Olatz Perez de Viñaspre: The effect of social biases in language models

published Oct 05, 2023

Keynote talk by Olatz Perez de Viñaspre at Plone conference 2023, Eibar, Basque Country.

Current language models are trained on huge amounts of texts. The quality and content of such text has a direct effect on the new generations created by the language model. In this talk we will focus on how language models reproduce the biases present in society.

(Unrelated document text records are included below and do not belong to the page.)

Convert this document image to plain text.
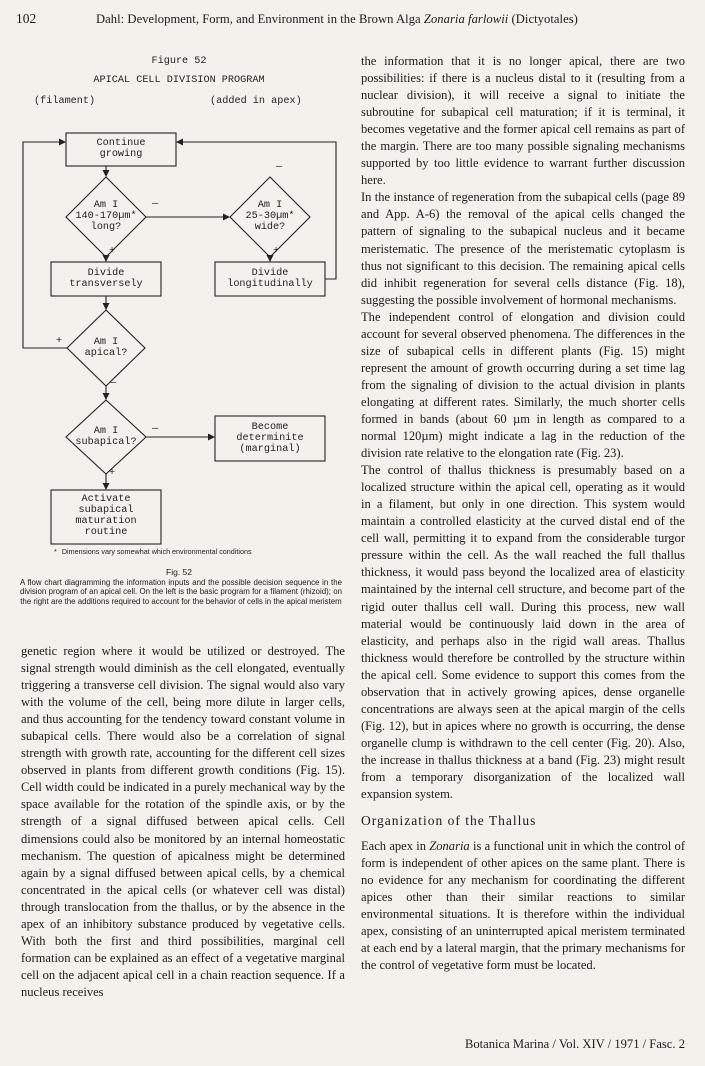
102	Dahl: Development, Form, and Environment in the Brown Alga Zonaria farlowii (Dictyotales)
Figure 52
APICAL CELL DIVISION PROGRAM
(filament)	(added in apex)
Continue
growing
Am I
140-170µm*
long?
Am I
25-30µm*
wide?
Divide
transversely
Divide
longitudinally
Am I
apical?
Am I
subapical?
Become
determinite
(marginal)
Activate
subapical
maturation
routine
—
+
—
+
+
—
—
+
* Dimensions vary somewhat which environmental conditions
Fig. 52
A flow chart diagramming the information inputs and the possible decision sequence in the division program of an apical cell. On the left is the basic program for a filament (rhizoid); on the right are the additions required to account for the behavior of cells in the apical meristem

genetic region where it would be utilized or destroyed. The signal strength would diminish as the cell elongated, eventually triggering a transverse cell division. The signal would also vary with the volume of the cell, being more dilute in larger cells, and thus accounting for the tendency toward constant volume in subapical cells. There would also be a correlation of signal strength with growth rate, accounting for the different cell sizes observed in plants from different growth conditions (Fig. 15). Cell width could be indicated in a purely mechanical way by the space available for the rotation of the spindle axis, or by the strength of a signal diffused between apical cells. Cell dimensions could also be monitored by an internal homeostatic mechanism. The question of apicalness might be determined again by a signal diffused between apical cells, by a chemical concentrated in the apical cells (or whatever cell was distal) through translocation from the thallus, or by the absence in the apex of an inhibitory substance produced by vegetative cells. With both the first and third possibilities, marginal cell formation can be explained as an effect of a vegetative marginal cell on the adjacent apical cell in a chain reaction sequence. If a nucleus receives

the information that it is no longer apical, there are two possibilities: if there is a nucleus distal to it (resulting from a nuclear division), it will receive a signal to initiate the subroutine for subapical cell maturation; if it is terminal, it becomes vegetative and the former apical cell remains as part of the margin. There are too many possible signaling mechanisms supported by too little evidence to warrant further discussion here.

In the instance of regeneration from the subapical cells (page 89 and App. A-6) the removal of the apical cells changed the pattern of signaling to the subapical nucleus and it became meristematic. The presence of the meristematic cytoplasm is thus not significant to this decision. The remaining apical cells did inhibit regeneration for several cells distance (Fig. 18), suggesting the possible involvement of hormonal mechanisms.

The independent control of elongation and division could account for several observed phenomena. The differences in the size of subapical cells in different plants (Fig. 15) might represent the amount of growth occurring during a set time lag from the signaling of division to the actual division in plants elongating at different rates. Similarly, the much shorter cells formed in bands (about 60 µm in length as compared to a normal 120µm) might indicate a lag in the reduction of the division rate relative to the elongation rate (Fig. 23).

The control of thallus thickness is presumably based on a localized structure within the apical cell, operating as it would in a filament, but only in one direction. This system would maintain a controlled elasticity at the curved distal end of the cell wall, permitting it to expand from the considerable turgor pressure within the cell. As the wall reached the full thallus thickness, it would pass beyond the localized area of elasticity maintained by the internal cell structure, and become part of the rigid outer thallus cell wall. During this process, new wall material would be continuously laid down in the area of elasticity, and perhaps also in the rigid wall areas. Thallus thickness would therefore be controlled by the structure within the apical cell. Some evidence to support this comes from the observation that in actively growing apices, dense organelle concentrations are always seen at the apical margin of the cells (Fig. 12), but in apices where no growth is occurring, the dense organelle clump is withdrawn to the cell center (Fig. 20). Also, the increase in thallus thickness at a band (Fig. 23) might result from a temporary disorganization of the localized wall expansion system.

Organization of the Thallus

Each apex in Zonaria is a functional unit in which the control of form is independent of other apices on the same plant. There is no evidence for any mechanism for coordinating the different apices other than their similar reactions to similar environmental situations. It is therefore within the individual apex, consisting of an uninterrupted apical meristem terminated at each end by a lateral margin, that the primary mechanisms for the control of vegetative form must be located.

Botanica Marina / Vol. XIV / 1971 / Fasc. 2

Models are big. For the Falcon model you need 400 GB on your computer.
Masked language models predict hidden words in sentences. ChatGPT is a Causal Language Model, or generative model. That is currently the biggest part of the language models evolutionary tree.
The language corpus of ChatGPT is roughly 90 percent English. German is 0.17 percent. So what happens, is that the models have an Anglo-centric bias.
Most systems are proprietary, not open source. Meta had the Llama model, with 68% performance compared to ChatGPT. It went open source and three weeks later it was more than 90%.
Bias: allocational or representational harm. In one model, black persons were sometimes recognised as monkeys because the model had not been trained well enough on faces of black persons. Also, calling a woman "independent" is positive, but it is still a bias: you don't often call a man independent.
How do you measure bias? Manually made datasets often contain problems: they are biased themselves. Recently a more objective solution: Marked Personas. Ask a question like "define a white male" and compare the answer with "define a black woman". Does this show biases?
Where do models get their data? Web, books, videos. But the internet is also full of hate speech, so you can train a model on hate. So there is a problem of quantity versus quality. There is a lot of effort on debiasing models, but is still an open task with many edges. Ethics will need to guide the further development of large language models.
Different languages can have different biases. For example Basque has no he or she. And we see that if you translate "he/she is a doctor" to English, it becomes "he", and for a nurse it becomes "she". So you see bias in translation.